Ralph Vaughan Williams
(1872–1958)
Symphony No.5 in D Major
Preludio (Moderato)
Scherzo (Presto)
Romanza (Lento)
Passacaglia (Moderato)
Vaughan Williams’ Fifth Symphony was premiered in June 1943, six months after Churchill’s famous declaration of the ‘end of the beginning’ of the Second World War. Conflict and violence had characterised the composer’s Fourth Symphony (1935), but in this Symphony, Vaughan Williams chose to create a work of sublime tranquility and moral reassurance.
Much of the material derives from music for a projected opera of Bunyan’s The Pilgrim’s Progress. It may be true that, as the composer got on in years, he worried that this operatic project would not see the light of day, so he used some of its elements in the new Symphony. But that is a rather prosaic way of considering this exultant and musically unified work. It’s better to think of the Fifth as imbued with the character and aesthetic of The Pilgrim’s Progress, so that it represents, in Wilfrid Mellers’ words, a ‘musical quintessence’ of the book.
The Pilgrim’s Progress was a story that worked powerfully on Vaughan Williams’ imagination. Above all, the book provided him with a vision of the heavenly Ideal. A ‘cheerful agnostic’, he understood the promise of heaven and its importance for individuals and for society. Perhaps this heaven can be read more rightly as ‘utopia’, its defining character: peacefulness. Musicologist Frank Howes observed that in this Symphony, Vaughan Williams not only reflected upon a world after the War, in which there is an ‘absence of armed conflict’, but aspired to essay a higher condition of ‘peace, ultimate and fundamental’. This peaceful state is attained only after a considerable quest.
While thankfully the Symphony doesn’t put us through a litany of trials such as ‘Pilgrim’ goes through, we nevertheless gain a sense of a life’s journey through different emotional experiences. The Symphony adopts a relatively formal Classical symphonic structure, so we should avoid ascribing to it an excessively programmatic or narrative reading. However, some of the Symphony’s music appears also in Vaughan Williams’ other versions of the Pilgrim’s Progress story, in particular a radio play from 1942 and an opera (more like a dramatic oratorio) performed in 1951. Some observation of the links between the Symphony and other Pilgrim’s Progress material can inform an appreciation of the music.
The Symphony opens with an evocation of blissful, unsullied nature. Human or perhaps sinister influence intrudes, with thematic material adapted from music associated with Beelzebub in the opera. The sinister presence comes forward more in the second movement, where the scurrying, ethereal music is like that with which Vaughan Williams describes Pilgrim’s fight with ‘hobgoblins’ in the opera.

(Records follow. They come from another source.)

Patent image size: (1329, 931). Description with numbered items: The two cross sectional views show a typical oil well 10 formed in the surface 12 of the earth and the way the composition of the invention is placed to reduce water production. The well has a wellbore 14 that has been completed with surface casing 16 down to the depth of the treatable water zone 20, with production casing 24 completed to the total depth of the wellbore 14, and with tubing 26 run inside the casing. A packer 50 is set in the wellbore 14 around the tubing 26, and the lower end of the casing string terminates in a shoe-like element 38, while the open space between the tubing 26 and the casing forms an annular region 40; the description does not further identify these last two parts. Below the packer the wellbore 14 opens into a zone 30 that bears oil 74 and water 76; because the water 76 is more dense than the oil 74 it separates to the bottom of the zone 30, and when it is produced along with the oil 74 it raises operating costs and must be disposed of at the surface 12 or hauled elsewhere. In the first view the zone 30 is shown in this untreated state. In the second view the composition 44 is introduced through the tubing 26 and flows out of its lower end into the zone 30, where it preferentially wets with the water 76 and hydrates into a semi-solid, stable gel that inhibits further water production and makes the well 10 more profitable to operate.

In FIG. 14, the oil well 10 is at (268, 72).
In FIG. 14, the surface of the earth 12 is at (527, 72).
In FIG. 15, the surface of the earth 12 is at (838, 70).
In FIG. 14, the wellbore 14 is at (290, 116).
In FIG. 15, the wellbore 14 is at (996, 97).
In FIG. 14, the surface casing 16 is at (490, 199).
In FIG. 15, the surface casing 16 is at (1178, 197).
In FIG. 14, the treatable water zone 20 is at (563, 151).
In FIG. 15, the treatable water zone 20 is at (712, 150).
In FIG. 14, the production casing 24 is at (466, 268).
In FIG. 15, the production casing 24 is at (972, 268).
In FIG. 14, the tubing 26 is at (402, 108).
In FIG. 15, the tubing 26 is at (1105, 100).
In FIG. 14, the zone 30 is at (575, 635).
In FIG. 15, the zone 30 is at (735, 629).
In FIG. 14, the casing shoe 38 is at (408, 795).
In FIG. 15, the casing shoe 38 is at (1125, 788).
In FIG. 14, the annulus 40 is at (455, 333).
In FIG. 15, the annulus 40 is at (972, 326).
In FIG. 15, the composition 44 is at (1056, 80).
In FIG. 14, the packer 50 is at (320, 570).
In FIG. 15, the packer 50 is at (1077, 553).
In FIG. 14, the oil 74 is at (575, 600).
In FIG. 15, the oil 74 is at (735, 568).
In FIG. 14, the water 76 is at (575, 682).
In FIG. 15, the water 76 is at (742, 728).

The third movement is entitled Romanza, but even here the idyllic mood (material similar to the opera’s Act I, Scene ii, ‘The House Beautiful’) is contrasted with music of agitation (Act I, Scene i’s ‘Save me, Lord! My burden is greater than I can bear’). The final movement is dominated by a glorious passacaglia on a hymnlike theme, rising to a great D major climax. But, this is not the Symphony’s end. An epilogue shares material with the scene in the opera where Pilgrim passes over the River of Death, entering humbly but triumphantly into Paradise.
These instances illustrate not so much a narrative underpinning, but a philosophical one for the Symphony: the pursuit of goodness and justice faces continual challenge from darker forces. In seeing evidence of Pilgrim’s Progress in the work, we understand its character as one of benediction. In the contest of good and evil, Vaughan Williams offers us gentle encouragement to maintain our resolve and persistence towards attaining the final goal – peace.
The music’s structure reflects this philosophical purpose. The Classical structure is subjected to such richly imaginative and intuitive remodeling we can barely recognise it. For the most part, the Symphony proceeds by means of contrasts rather than traditional ‘argument’ or ‘conflict’. Artful combination of ancient modality and pentatonic harmony with contemporary tonality creates an extended, harmonically luscious soundworld. It’s only in the final movement that D major unequivocally asserts itself, its triumph so emphatic that Mellers describes the key as representing ‘human fulfilment’.
The feeling at the end of this work is one of absolution, from which, it is to be hoped, we gain the resolve to continue our pursuit of the just cause or to seek out the path of goodness.
James Koehne © 2004
First performance: 24 June 1943, London, composer conducting.
First WASO performance: 23-24 May 1952; Rudolf Pekárek, conductor.
Most recent WASO performance: 13-14 October 2017; Douglas Boyd, conductor.
Instrumentation: two flutes, oboe, cor anglais, two clarinets, two bassoons, two horns, two trumpets, three trombones, timpani, strings.